Of those who voted, they are registered as 45% Dem, 37% Rep and 17% Other.

As mentioned, who knows if all the Dems voted for Obama, or all the Reps voted Romney, or who the Other voted for…but the trend does seem to bode well for Dems.

PPP states

FWIW.

Well the national trend is that early voting helps the Democrats, so it’s not too surprising. Even in more conservative states. It’s less skewed in the general. The Democrats recognize this which is why I got an Obama mailer telling me to vote early (just did).

Today’s BusinessWeek update.

Again FWIW.

Today is the last day of early voting in Nevada.
After today, everyone else will have to wait until election day to vote.
For those who are still undecided, may I suggest you wait until Wednesday, November 7th to vote - it will be easier for you to decide.

As of yesterday, 46% of ALL registered voters in Nevada have voted.
Of those:
44% are registered Democrats
38% are registered Republicans
18% are “Other”

Actually, INCLUDING yesterday’s November 1st vote (with today being the last day for early voting), the current totals are:

50% of ALL registered voters in Nevada have voted.
(628,034 votes cast to date - out of a total of 1,257,621 active registered voters.)

Of those who have voted:
44% are registered Democrats
37% are registered Republicans
19% are “Other”

A pretty nice source. Appropriate cautions regarding the incompleteness of data available made by the site it is still the best source there is, such as it is. Where voter registration numbers are given they seem as good as could be expected from an Obama POV (given that the primary likely drove up GOP registrations and the fact that this year the GOP has caught onto promoting early voting): the percent of those voting who are democratic seems to be most on pace with 2008. Marginally more registered as GOP early voting offsetting the marginally fewer who are this time registered as Independents. One exception: Colorado. Last time early voting went to Obama by 1.8 points (and the state overall by 9); this year by registration numbers it is Dem 34.8%, Rep 37.4%, None/Oth 27.8%. Of course the big question is who are the independent voters in Colorado and how are they likely voting/to vote. According to PPP Obama leads among independents there 51/43. If that is an accurate split (a big if) and if all GOP and Dem vote according to their registrations (or at least in the same splits) then they are going into election day tied, with 60% of 2008’s total vote already counted. It may be a squeaker either way.

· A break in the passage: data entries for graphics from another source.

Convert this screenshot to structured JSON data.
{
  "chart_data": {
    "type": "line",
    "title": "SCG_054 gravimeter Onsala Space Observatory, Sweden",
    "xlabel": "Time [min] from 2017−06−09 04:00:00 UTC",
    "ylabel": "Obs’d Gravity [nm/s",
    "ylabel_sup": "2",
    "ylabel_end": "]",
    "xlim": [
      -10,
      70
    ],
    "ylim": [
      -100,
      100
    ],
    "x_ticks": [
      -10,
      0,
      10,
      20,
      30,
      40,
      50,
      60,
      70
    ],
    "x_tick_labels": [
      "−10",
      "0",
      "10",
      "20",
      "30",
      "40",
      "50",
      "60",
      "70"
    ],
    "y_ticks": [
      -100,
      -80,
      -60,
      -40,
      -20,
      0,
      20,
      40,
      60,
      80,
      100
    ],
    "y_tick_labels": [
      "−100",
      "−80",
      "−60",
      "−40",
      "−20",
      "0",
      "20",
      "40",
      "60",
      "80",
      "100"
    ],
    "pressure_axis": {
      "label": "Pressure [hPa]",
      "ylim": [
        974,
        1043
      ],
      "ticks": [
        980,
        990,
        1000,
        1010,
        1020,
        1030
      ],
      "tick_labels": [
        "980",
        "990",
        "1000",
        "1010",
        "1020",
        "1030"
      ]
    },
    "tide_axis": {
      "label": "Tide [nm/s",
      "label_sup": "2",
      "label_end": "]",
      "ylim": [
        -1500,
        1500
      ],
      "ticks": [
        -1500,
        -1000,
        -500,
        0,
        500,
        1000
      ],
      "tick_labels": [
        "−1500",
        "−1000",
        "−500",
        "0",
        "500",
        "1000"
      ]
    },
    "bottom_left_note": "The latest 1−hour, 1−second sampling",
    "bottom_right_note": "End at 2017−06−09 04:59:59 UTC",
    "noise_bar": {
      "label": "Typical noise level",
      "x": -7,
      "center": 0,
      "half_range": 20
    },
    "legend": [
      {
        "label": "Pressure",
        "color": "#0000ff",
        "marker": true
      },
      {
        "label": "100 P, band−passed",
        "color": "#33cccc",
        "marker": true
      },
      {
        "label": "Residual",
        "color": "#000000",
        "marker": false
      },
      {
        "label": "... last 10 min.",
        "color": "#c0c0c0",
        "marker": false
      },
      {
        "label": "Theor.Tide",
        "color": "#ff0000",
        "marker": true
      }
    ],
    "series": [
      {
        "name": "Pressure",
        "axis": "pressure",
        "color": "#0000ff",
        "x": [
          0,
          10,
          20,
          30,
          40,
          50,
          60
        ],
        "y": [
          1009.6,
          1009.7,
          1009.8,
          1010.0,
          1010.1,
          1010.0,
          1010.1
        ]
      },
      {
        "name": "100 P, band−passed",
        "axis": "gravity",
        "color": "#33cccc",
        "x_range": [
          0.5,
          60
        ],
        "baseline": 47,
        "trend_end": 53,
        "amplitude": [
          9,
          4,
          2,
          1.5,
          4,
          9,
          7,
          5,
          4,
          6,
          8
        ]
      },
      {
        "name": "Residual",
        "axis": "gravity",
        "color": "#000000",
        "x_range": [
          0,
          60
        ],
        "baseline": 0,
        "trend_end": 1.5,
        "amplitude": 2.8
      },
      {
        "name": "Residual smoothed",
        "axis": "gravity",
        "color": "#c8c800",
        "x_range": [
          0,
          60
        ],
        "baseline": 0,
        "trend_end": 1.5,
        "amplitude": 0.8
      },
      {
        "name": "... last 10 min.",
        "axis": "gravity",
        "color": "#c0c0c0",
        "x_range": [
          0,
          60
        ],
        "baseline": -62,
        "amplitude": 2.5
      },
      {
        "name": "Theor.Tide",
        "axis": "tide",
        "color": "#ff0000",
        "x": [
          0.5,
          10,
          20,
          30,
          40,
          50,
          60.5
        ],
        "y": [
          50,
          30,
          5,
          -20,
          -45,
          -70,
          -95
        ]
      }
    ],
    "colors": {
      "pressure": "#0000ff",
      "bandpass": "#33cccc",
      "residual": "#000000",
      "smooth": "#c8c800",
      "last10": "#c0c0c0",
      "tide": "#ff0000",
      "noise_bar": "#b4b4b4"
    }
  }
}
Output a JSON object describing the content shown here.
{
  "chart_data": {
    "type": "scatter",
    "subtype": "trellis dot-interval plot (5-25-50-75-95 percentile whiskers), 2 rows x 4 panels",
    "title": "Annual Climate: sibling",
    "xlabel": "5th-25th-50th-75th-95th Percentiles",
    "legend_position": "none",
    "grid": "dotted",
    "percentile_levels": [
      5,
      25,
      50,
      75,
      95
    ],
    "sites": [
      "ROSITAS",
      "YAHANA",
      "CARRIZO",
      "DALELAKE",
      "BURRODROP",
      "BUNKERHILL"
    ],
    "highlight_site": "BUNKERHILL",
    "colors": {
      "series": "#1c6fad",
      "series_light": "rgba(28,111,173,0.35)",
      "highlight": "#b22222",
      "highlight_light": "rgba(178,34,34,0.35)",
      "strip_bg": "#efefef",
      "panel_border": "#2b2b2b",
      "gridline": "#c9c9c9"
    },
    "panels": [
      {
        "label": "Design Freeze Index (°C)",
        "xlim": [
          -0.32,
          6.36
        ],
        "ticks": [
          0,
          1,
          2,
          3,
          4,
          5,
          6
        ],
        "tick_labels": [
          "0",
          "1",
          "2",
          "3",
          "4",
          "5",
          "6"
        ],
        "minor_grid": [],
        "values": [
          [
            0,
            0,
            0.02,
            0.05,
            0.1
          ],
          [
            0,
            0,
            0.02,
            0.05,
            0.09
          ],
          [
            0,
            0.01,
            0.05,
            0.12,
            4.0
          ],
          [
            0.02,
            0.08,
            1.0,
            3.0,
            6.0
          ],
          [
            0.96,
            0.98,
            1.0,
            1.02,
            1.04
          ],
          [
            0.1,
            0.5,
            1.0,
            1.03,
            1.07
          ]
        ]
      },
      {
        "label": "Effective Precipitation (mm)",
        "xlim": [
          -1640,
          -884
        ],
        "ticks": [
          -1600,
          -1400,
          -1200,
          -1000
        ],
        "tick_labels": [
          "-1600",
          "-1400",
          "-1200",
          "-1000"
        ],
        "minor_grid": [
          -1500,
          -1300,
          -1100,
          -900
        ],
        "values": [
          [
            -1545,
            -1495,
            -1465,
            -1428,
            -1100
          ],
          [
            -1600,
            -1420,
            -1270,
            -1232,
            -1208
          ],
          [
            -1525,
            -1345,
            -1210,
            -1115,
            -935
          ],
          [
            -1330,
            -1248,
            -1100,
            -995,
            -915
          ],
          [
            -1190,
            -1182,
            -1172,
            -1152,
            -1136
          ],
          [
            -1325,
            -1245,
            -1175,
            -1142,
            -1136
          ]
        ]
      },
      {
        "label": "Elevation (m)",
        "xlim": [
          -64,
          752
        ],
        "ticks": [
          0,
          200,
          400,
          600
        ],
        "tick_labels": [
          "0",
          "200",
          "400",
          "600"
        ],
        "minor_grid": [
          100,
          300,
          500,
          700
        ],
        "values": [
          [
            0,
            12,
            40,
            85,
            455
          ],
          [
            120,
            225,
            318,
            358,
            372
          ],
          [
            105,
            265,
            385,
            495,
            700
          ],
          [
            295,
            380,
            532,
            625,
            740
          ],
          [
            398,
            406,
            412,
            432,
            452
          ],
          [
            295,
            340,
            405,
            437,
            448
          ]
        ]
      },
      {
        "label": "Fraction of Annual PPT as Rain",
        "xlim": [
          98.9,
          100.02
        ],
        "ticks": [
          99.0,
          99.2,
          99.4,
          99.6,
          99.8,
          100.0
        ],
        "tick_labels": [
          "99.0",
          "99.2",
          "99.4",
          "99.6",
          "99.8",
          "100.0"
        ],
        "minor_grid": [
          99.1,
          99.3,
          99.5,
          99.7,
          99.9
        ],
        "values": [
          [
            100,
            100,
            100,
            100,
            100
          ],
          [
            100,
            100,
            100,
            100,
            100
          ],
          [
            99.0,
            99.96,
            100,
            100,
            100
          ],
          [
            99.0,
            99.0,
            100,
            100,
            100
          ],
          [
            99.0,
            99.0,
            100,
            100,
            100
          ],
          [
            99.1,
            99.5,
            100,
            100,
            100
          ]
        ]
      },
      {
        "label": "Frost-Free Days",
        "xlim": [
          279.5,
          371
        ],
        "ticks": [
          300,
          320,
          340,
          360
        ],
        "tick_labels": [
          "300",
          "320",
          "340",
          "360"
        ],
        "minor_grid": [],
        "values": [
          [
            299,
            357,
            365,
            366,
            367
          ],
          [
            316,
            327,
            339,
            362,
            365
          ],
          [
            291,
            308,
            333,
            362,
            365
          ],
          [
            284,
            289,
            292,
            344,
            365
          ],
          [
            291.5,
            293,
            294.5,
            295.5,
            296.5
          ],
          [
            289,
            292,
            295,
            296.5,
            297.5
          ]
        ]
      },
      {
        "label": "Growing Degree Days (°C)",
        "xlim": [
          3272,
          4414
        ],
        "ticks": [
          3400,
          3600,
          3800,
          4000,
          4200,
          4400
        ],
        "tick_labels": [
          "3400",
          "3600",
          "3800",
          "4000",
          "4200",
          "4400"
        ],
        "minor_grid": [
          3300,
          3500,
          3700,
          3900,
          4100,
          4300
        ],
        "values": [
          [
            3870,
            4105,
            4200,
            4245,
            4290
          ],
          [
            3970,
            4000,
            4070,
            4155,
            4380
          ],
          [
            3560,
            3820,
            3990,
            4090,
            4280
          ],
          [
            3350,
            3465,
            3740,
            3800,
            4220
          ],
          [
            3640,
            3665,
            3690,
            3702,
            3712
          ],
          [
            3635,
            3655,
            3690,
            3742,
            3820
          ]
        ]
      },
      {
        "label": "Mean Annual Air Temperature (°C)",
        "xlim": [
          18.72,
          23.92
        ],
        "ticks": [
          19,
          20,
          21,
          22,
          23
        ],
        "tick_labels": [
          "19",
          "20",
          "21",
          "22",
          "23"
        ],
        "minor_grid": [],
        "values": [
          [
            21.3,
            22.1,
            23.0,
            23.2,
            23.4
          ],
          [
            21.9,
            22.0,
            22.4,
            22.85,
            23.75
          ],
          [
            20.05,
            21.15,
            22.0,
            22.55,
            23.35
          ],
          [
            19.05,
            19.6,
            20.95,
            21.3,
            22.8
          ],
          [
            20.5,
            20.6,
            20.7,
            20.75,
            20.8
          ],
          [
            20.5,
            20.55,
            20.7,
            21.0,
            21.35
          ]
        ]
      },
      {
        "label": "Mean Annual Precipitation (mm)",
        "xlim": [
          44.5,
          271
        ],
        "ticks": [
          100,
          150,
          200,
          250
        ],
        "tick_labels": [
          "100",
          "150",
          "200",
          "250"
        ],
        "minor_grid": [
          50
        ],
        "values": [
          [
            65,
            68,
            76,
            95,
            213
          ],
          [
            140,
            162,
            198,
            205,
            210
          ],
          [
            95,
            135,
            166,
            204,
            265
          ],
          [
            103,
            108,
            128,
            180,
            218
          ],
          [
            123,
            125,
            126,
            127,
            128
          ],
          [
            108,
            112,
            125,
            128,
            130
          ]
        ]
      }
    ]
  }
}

Early voting ended yesterday.
All the rest of Nevada that wishes to vote this election will have to wait unitl Election Day to do so.
FINAL EARLY VOTING NEVADA TOTALS:

56% of ALL registered voters have already voted.
(701,845 out of 1,257,621)

44% registered Democrats (307,877)
37% registered Republicans. (259,913)
19% registered as “Other” (134,055)

Because you don’t know who they voted for. The independents vastly outnumbers the gap between the dems and GOP-registered folks, and affiliation doesn’t prove who someone voted for.

On election night, when precints report in, you actually know the votes. Once the precints reporting represent an appropriate geographic appriximation of the state (e.g. you don’t just have rural votes counted, which would skew hugely Republican) you can guess pretty quickly how it went.

Can I ask a question or two about the stats presented on this site?

Whilst there seems to be only a small percentage of votes already cast in each case, do the figures shown for North Carolina and Pennsylvania ring accurate to everyone? Standard wisdom would have it that democrats vote early, so the NC Dem lead could be a reflection of that (with GOP voting surpassing this greatly on the main day) but how does that explain the PA voting pattern to date? Thanks for any insight.